Daher bedarf es insoweit keiner höchstrichterlichen Entscheidung.
Soweit die Kläger unter Verweis auf die Entscheidung des FG
Münster vom 8. März 2012 9 K 1889/09 F, Entscheidungen der
Finanzgerichte 2012, 1661 rügen, dass auch hinsichtlich der
Einnahmen und Werbungskosten der vergangenen Jahre 1996
bis 2009 Sicherheitszuschläge und -abschläge anzusetzen seien,
fehlt es an der Entscheidungserheblichkeit dieses Vorbringens.
Denn die Kläger legen nicht konkret dar, dass sich bei
Berücksichtigung der Zu- und Abschläge auf der Grundlage der
Feststellungen des FG ein Totalüberschuss ergibt.

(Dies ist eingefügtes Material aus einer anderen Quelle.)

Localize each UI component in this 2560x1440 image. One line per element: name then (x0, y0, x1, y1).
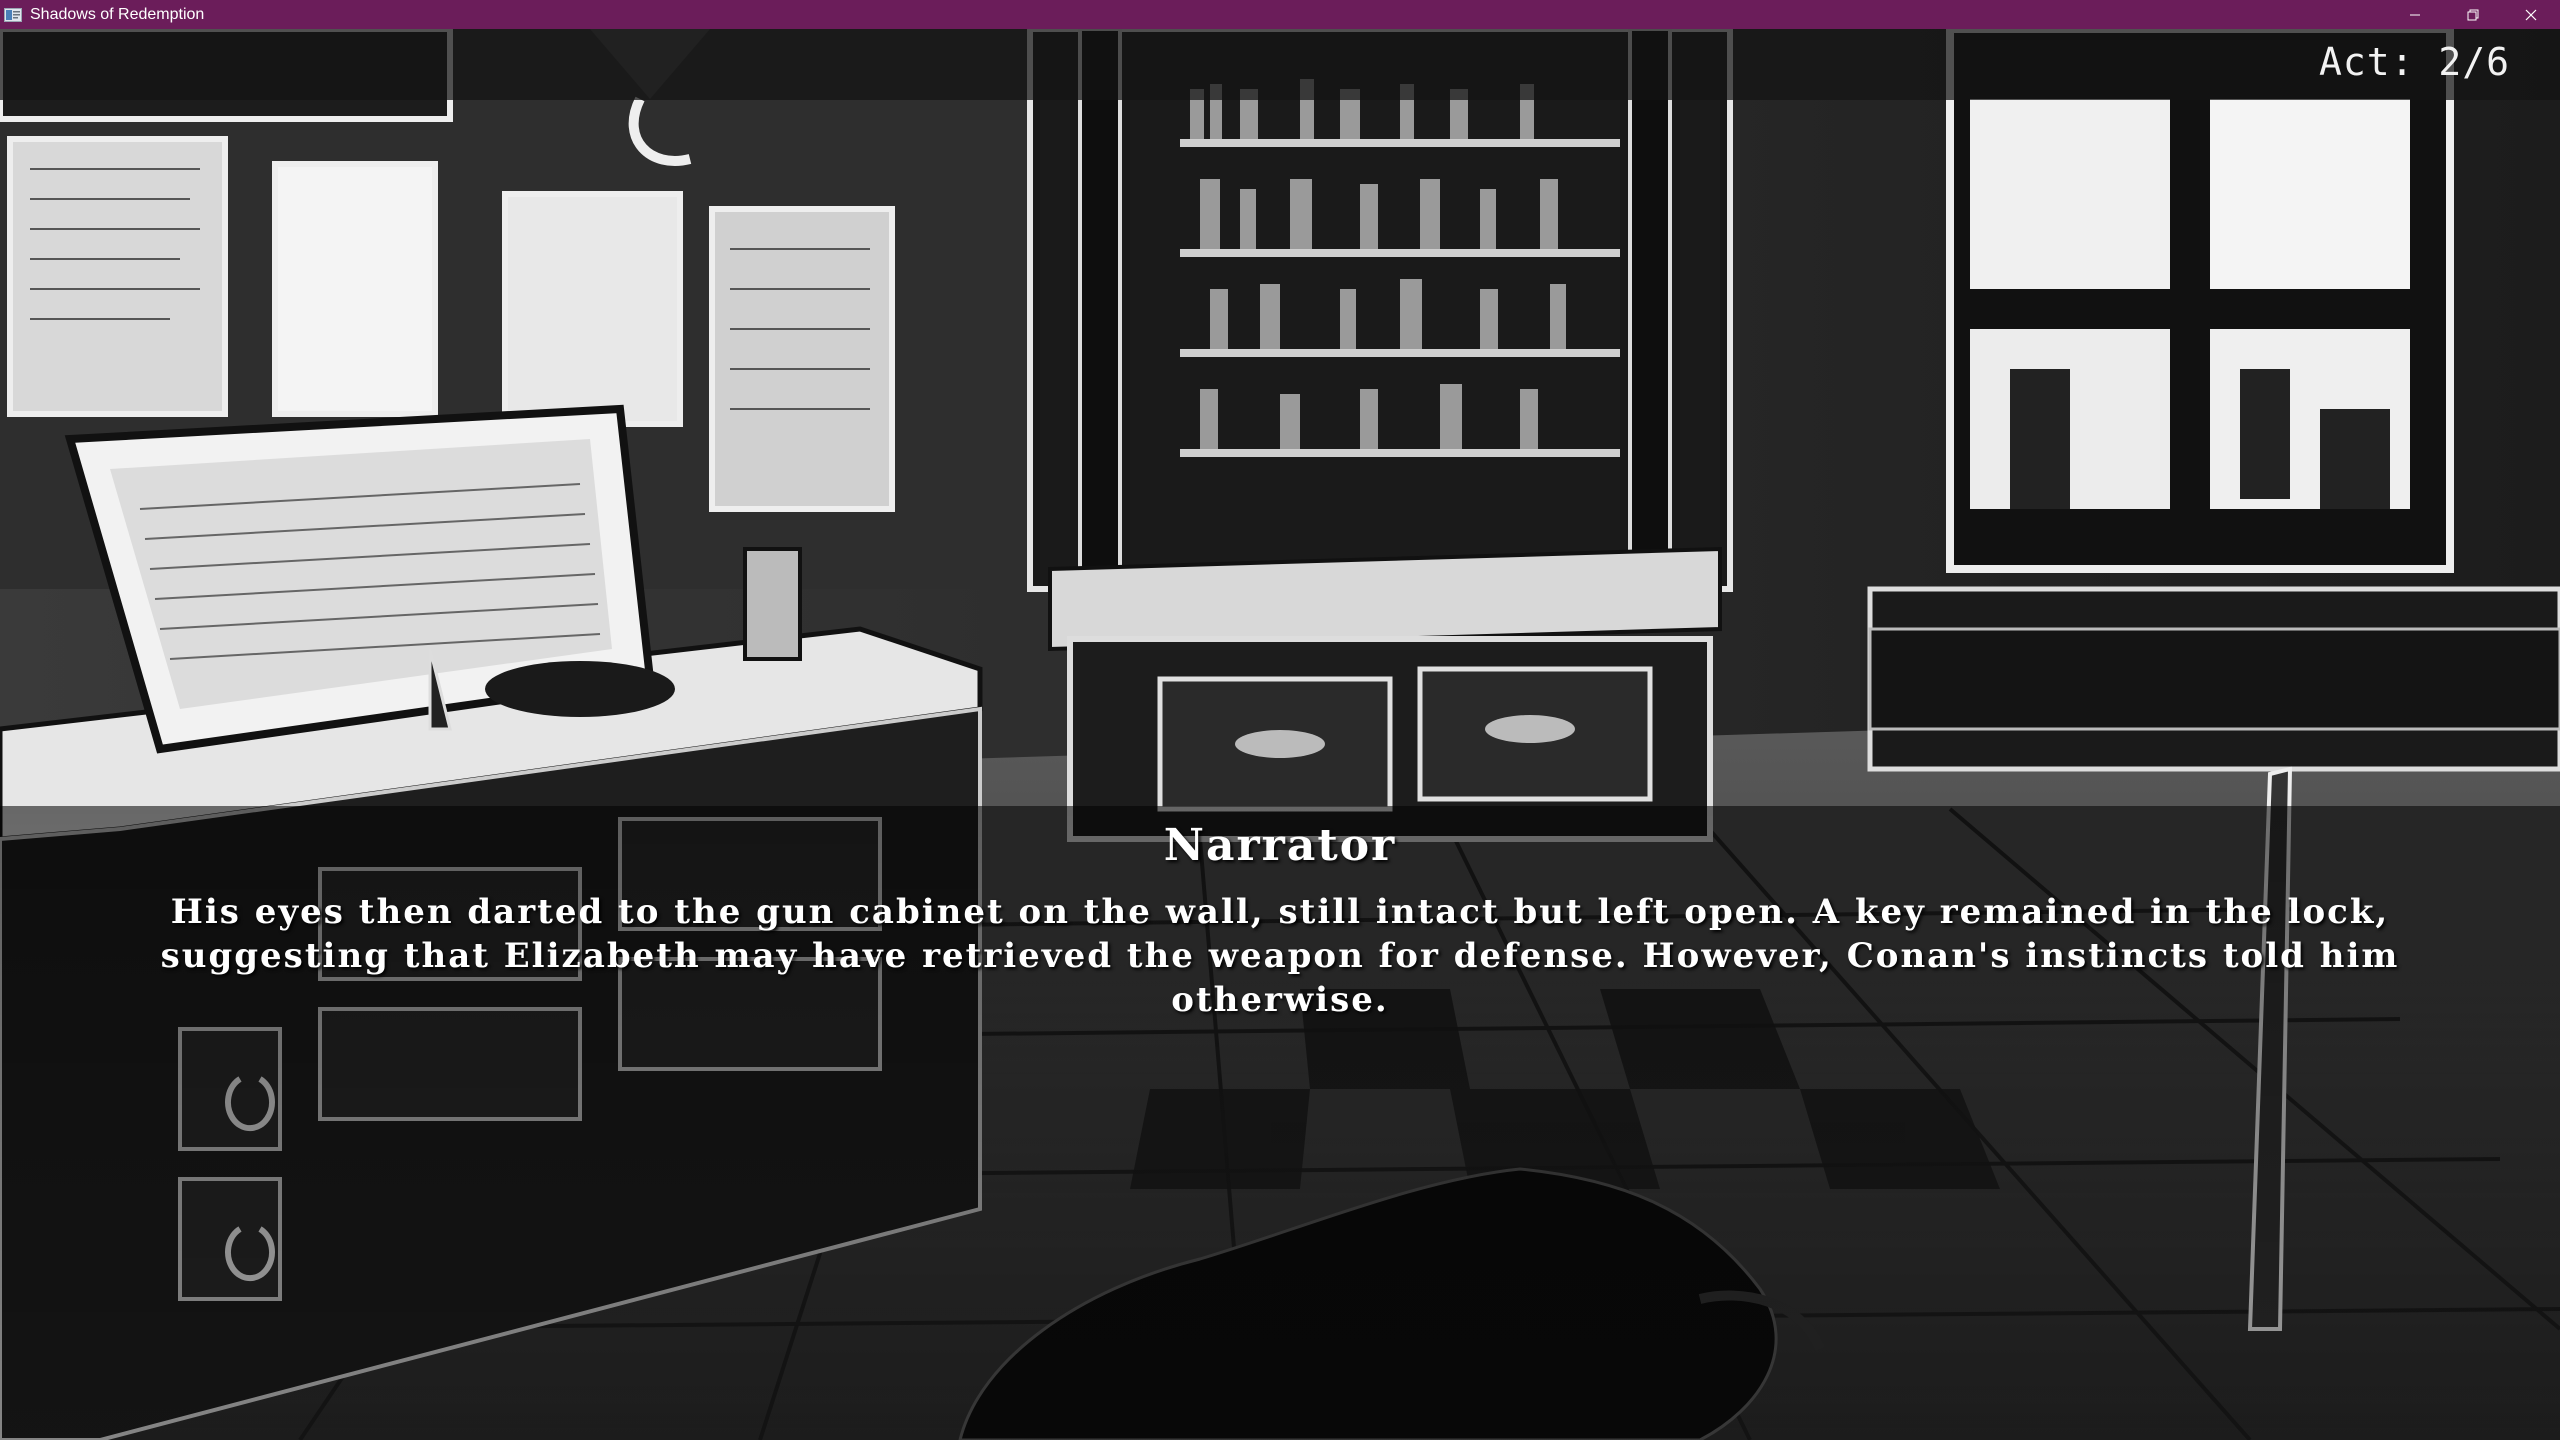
act-counter: Act: 2/6 (2318, 40, 2510, 84)
hud-top-bar: Act: 2/6 (0, 29, 2560, 100)
window-controls (2386, 0, 2560, 29)
close-button[interactable] (2502, 0, 2560, 29)
title-bar[interactable]: Shadows of Redemption (0, 0, 2560, 29)
app-icon (4, 7, 22, 22)
close-icon (2525, 9, 2537, 20)
restore-button[interactable] (2444, 0, 2502, 29)
window-title: Shadows of Redemption (30, 5, 205, 23)
game-window: Shadows of Redemption Act: 2/6 Narrator … (0, 0, 2560, 1440)
dialogue-box[interactable]: Narrator His eyes then darted to the gun… (0, 806, 2560, 1440)
minimize-button[interactable] (2386, 0, 2444, 29)
dialogue-text: His eyes then darted to the gun cabinet … (160, 892, 2400, 1020)
minimize-icon (2410, 14, 2420, 15)
restore-icon (2467, 9, 2479, 20)
speaker-name: Narrator (1163, 820, 1397, 871)
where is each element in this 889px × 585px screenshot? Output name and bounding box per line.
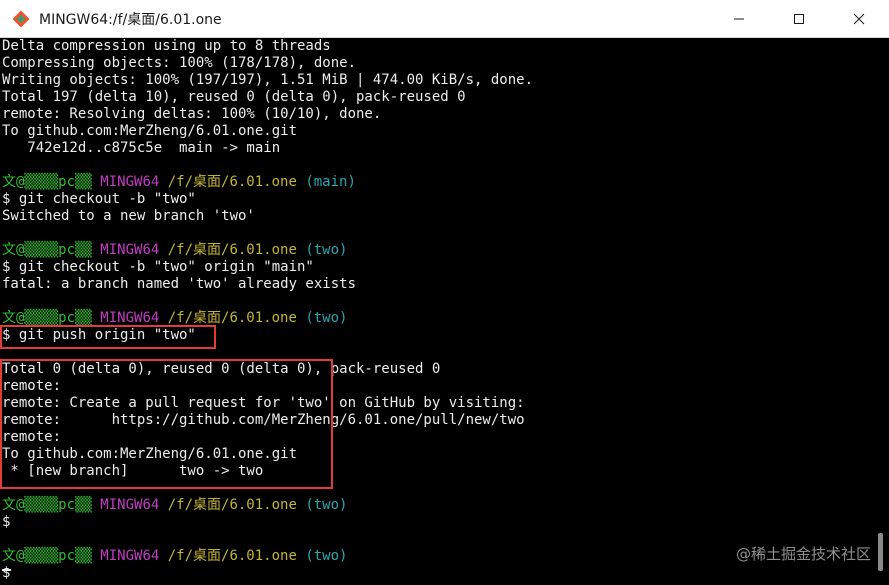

9 2. Der von den Klägern behauptete Verfahrensfehler (§ 115
Abs. 2 Nr. 3 FGO) in Gestalt eines Verstoßes gegen die
Grundordnung des Verfahrens liegt nicht vor. Das FG hat nicht
gegen die Verpflichtung verstoßen, das Verfahren gemäß § 74
FGO auszusetzen, bis eine bestands- oder rechtskräftige
Entscheidung in einem positiven oder negativen
Feststellungsbescheid vorliegt. Denn die Einkünfte der Kläger aus
der Vermietung der Immobilie ... waren nicht gesondert und
einheitlich festzustellen.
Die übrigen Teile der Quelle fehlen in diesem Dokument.